Но их визиты не прекращались, и, завидя деда и бабу у своих ворот, мама ужасалась, а проводив их, молилась, чтобы они доехали до дома целыми и невредимыми, чтобы больше не раскрывали свой гараж.
И вот поездки закончились. Стариковская память стала еще хуже, и теперь они начали ходить до дома дедушкиной сестры бабы Ани, с которой и сам деда, и бабушка были очень близки. Баба Аня умерла минимум лет восемь назад, но, похоже, старики про это забывали. Поддерживая друг друга, они медленно топали до ее опустевшего деревянного дома, натыкались на закрытые ворота и долго стояли, непонятно чего дожидаясь.
Единственным развлечением стариков остался телевизор. Дедушка сидел с одного края дивана, бабушка — с другого, чтобы оба могли облокотиться. Из бабушки по-прежнему сыпались смешные замечания. К примеру, сериал «Санта-Барбара» сопровождался фразой: «Не хочу я этого Мэйсона!» Во время рекламных пауз черный кот, которого деды по ошибке назвали женским именем Малу (Малу — героиня бразильского сериала — в итоге превратилась в Малуна), получал от бабушки команды: «Малун, мигни!» Она была уверена, что ей удалось выдрессировать кота. Бог знает почему, кот подмигивал, и стариков сие восхищало.
«А где дед?»
Первым умер дедушка. Мне повезло быть с ним рядом в последние дни его жизни.
От пищи дед отказывался. Но когда я ему предложила сладкие мандарины, с удовольствием начал их есть. Как же я радовалась от того, что ему сейчас хорошо.
В основном же ему было плохо. Он лежал круглыми сутками в спальне, мучался от болей в ноге — ее терзала сухая гангрена. Как-то, обрабатывая рану, я погладила ногу. Дедушка прошептал: «Легче», — и попросил повторить. Я гладила, сколько могла.
Бабушка слабо понимала, что происходит. Мама умоляла ее посидеть рядом с дедом, чувствуя, что ему это нужно. А она торопилась снова убежать в зал к телевизору.
…«А где дед?» — очнулась бабушка на поминальном обеде. Каждый раз, точно заново, она узнавала о его кончине и принималась плакать и приговаривать: «Как же я без него?»
Все супружество бабушка ела с дедом из одной тарелки. Похоронив его, она редко садилась за стол.
Ей понравилось ходить в фартуках с карманами, в которые она набирала конфеты и украдкой их лопала, шуршала в карманах фантиками.
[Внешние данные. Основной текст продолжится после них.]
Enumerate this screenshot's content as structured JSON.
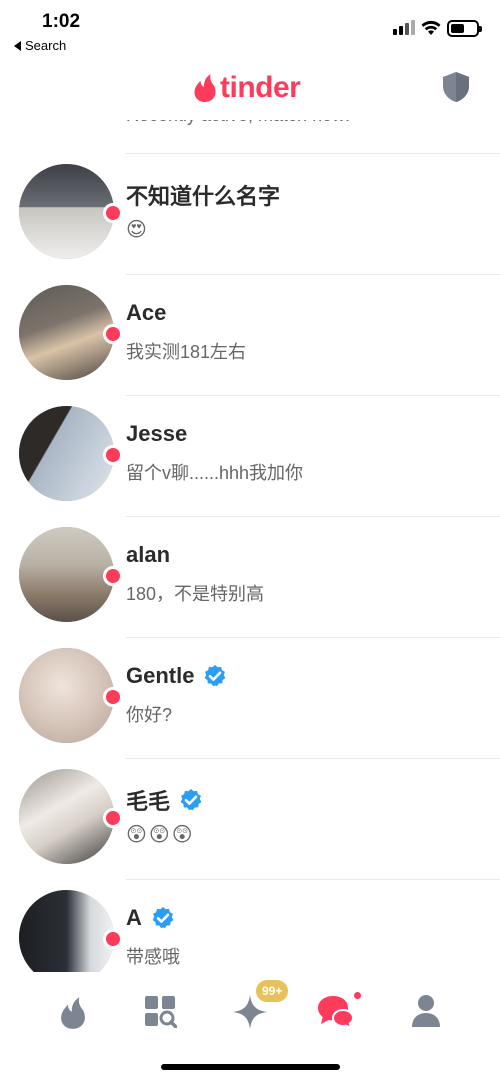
{
  "status_bar": {
    "time": "1:02",
    "back_label": "Search"
  },
  "header": {
    "logo_text": "tinder"
  },
  "partial_row": {
    "message": "Recently active, match now!"
  },
  "matches": [
    {
      "name": "不知道什么名字",
      "message": "😍",
      "verified": false
    },
    {
      "name": "Ace",
      "message": "我实测181左右",
      "verified": false
    },
    {
      "name": "Jesse",
      "message": "留个v聊......hhh我加你",
      "verified": false
    },
    {
      "name": "alan",
      "message": "180，不是特别高",
      "verified": false
    },
    {
      "name": "Gentle",
      "message": "你好?",
      "verified": true
    },
    {
      "name": "毛毛",
      "message": "😲😲😲",
      "verified": true
    },
    {
      "name": "A",
      "message": "带感哦",
      "verified": true
    }
  ],
  "tabbar": {
    "badge": "99+"
  },
  "colors": {
    "brand": "#fd3b5a",
    "verified": "#2a9df4",
    "badge": "#e7c15a",
    "icon_gray": "#7c8591"
  },
  "icons": [
    "flame-icon",
    "explore-grid-icon",
    "sparkle-icon",
    "chat-bubbles-icon",
    "profile-icon",
    "shield-icon"
  ]
}
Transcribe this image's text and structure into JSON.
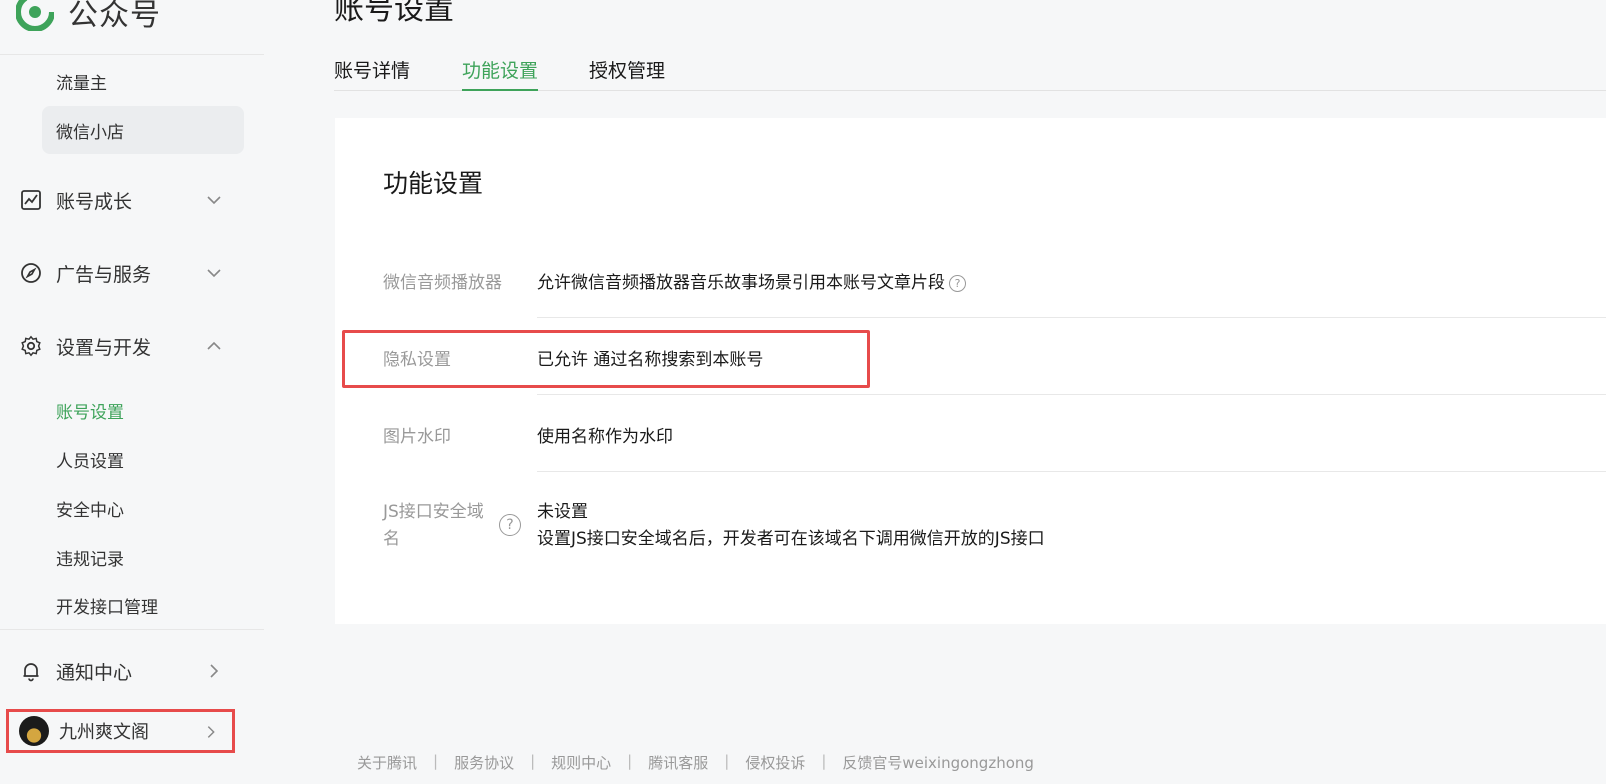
{
  "brand": {
    "name": "公众号",
    "logo_color": "#3ea35a"
  },
  "sidebar": {
    "sub_items_top": [
      {
        "label": "流量主"
      },
      {
        "label": "微信小店"
      }
    ],
    "groups": [
      {
        "label": "账号成长",
        "icon": "trend-chart-icon",
        "expanded": false
      },
      {
        "label": "广告与服务",
        "icon": "compass-icon",
        "expanded": false
      },
      {
        "label": "设置与开发",
        "icon": "gear-icon",
        "expanded": true
      }
    ],
    "settings_items": [
      {
        "label": "账号设置",
        "active": true
      },
      {
        "label": "人员设置"
      },
      {
        "label": "安全中心"
      },
      {
        "label": "违规记录"
      },
      {
        "label": "开发接口管理"
      }
    ],
    "notification": {
      "label": "通知中心",
      "icon": "bell-icon"
    },
    "account": {
      "name": "九州爽文阁"
    }
  },
  "main": {
    "page_title": "账号设置",
    "tabs": [
      {
        "label": "账号详情"
      },
      {
        "label": "功能设置",
        "active": true
      },
      {
        "label": "授权管理"
      }
    ],
    "card": {
      "title": "功能设置",
      "rows": [
        {
          "label": "微信音频播放器",
          "value": "允许微信音频播放器音乐故事场景引用本账号文章片段",
          "help": "?"
        },
        {
          "label": "隐私设置",
          "value": "已允许 通过名称搜索到本账号"
        },
        {
          "label": "图片水印",
          "value": "使用名称作为水印"
        },
        {
          "label_line1": "JS接口安全域",
          "label_line2": "名",
          "help": "?",
          "value": "未设置",
          "value2": "设置JS接口安全域名后，开发者可在该域名下调用微信开放的JS接口"
        }
      ]
    }
  },
  "footer": {
    "links": [
      "关于腾讯",
      "服务协议",
      "规则中心",
      "腾讯客服",
      "侵权投诉",
      "反馈官号weixingongzhong"
    ]
  },
  "colors": {
    "accent": "#3ea35a",
    "highlight": "#e74b4b"
  }
}
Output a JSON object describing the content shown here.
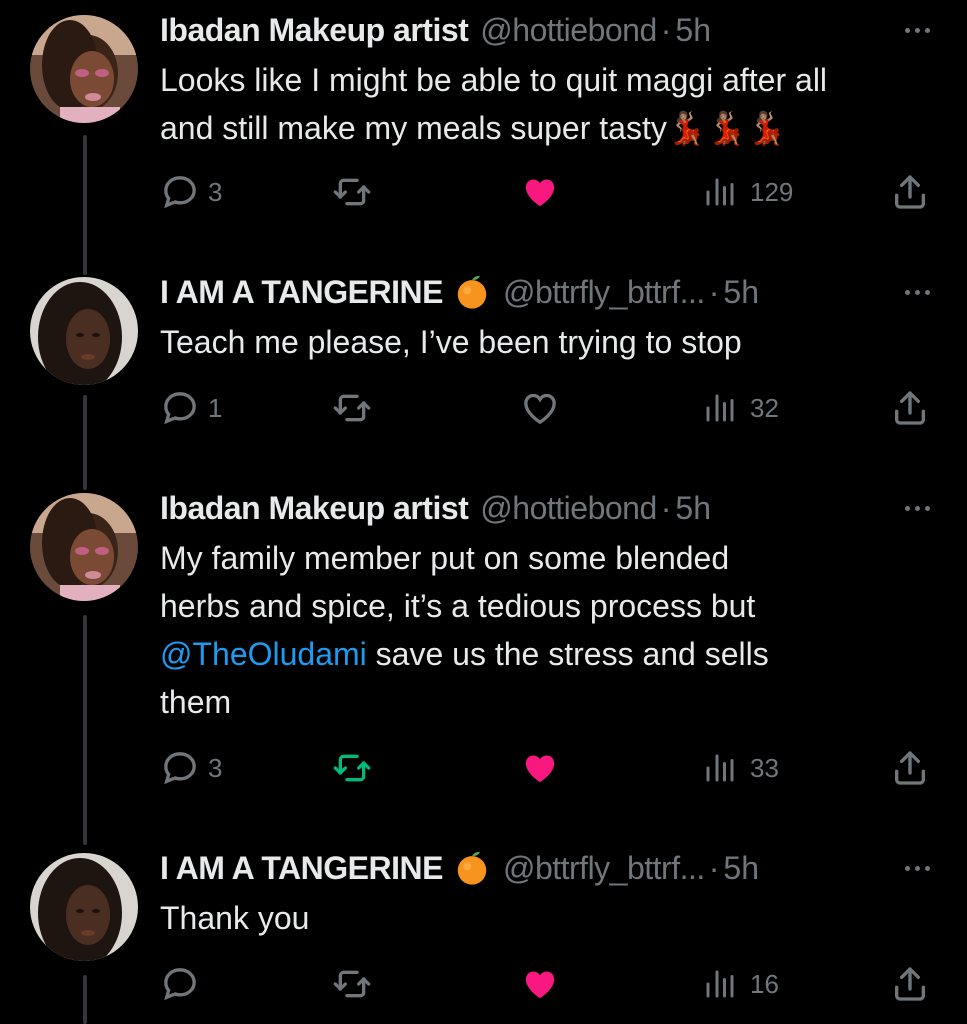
{
  "tweets": [
    {
      "name": "Ibadan Makeup artist",
      "handle": "@hottiebond",
      "time": "5h",
      "badge": "",
      "text_parts": [
        "Looks like I might be able to quit maggi after all",
        "and still make my meals super tasty💃🏽💃🏽💃🏽"
      ],
      "replies": "3",
      "retweets": "",
      "likes": "",
      "views": "129",
      "liked": true,
      "retweeted": false
    },
    {
      "name": "I AM A TANGERINE",
      "handle": "@bttrfly_bttrf...",
      "time": "5h",
      "badge": "🍊",
      "text_parts": [
        "Teach me please, I’ve been trying to stop"
      ],
      "replies": "1",
      "retweets": "",
      "likes": "",
      "views": "32",
      "liked": false,
      "retweeted": false
    },
    {
      "name": "Ibadan Makeup artist",
      "handle": "@hottiebond",
      "time": "5h",
      "badge": "",
      "text_parts": [
        "My family member put on some blended",
        "herbs and spice, it’s a tedious process  but"
      ],
      "mention": "@TheOludami",
      "text_after_mention": " save us the stress and sells",
      "text_last": "them",
      "replies": "3",
      "retweets": "",
      "likes": "",
      "views": "33",
      "liked": true,
      "retweeted": true
    },
    {
      "name": "I AM A TANGERINE",
      "handle": "@bttrfly_bttrf...",
      "time": "5h",
      "badge": "🍊",
      "text_parts": [
        "Thank you"
      ],
      "replies": "",
      "retweets": "",
      "likes": "",
      "views": "16",
      "liked": true,
      "retweeted": false
    }
  ],
  "separator": "·",
  "colors": {
    "background": "#000000",
    "text": "#e7e9ea",
    "secondary": "#71767b",
    "like": "#f91880",
    "retweet": "#00ba7c",
    "mention": "#1d9bf0",
    "thread_line": "#333639"
  },
  "icons": {
    "reply": "reply-icon",
    "retweet": "retweet-icon",
    "like": "heart-icon",
    "views": "views-icon",
    "share": "share-icon",
    "more": "more-icon"
  }
}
Мне было плохо от того, что я не могу с ней поговорить как прежде. Эта тоска по ней при живой бабушке меня мучила. Февральским вечером, в 2016-м, я заплакала: невыносимо по ней соскучилась. Спустя несколько дней я узнала, что бабушка умерла.
И моя жизнь впервые разделилась на две части: когда были живы старики и когда их не оказалось рядом, когда была жива их любовь и когда она ушла туда, где хранится все, что греет сердце.
Текст был впервые опубликован 8 июля 2021 г.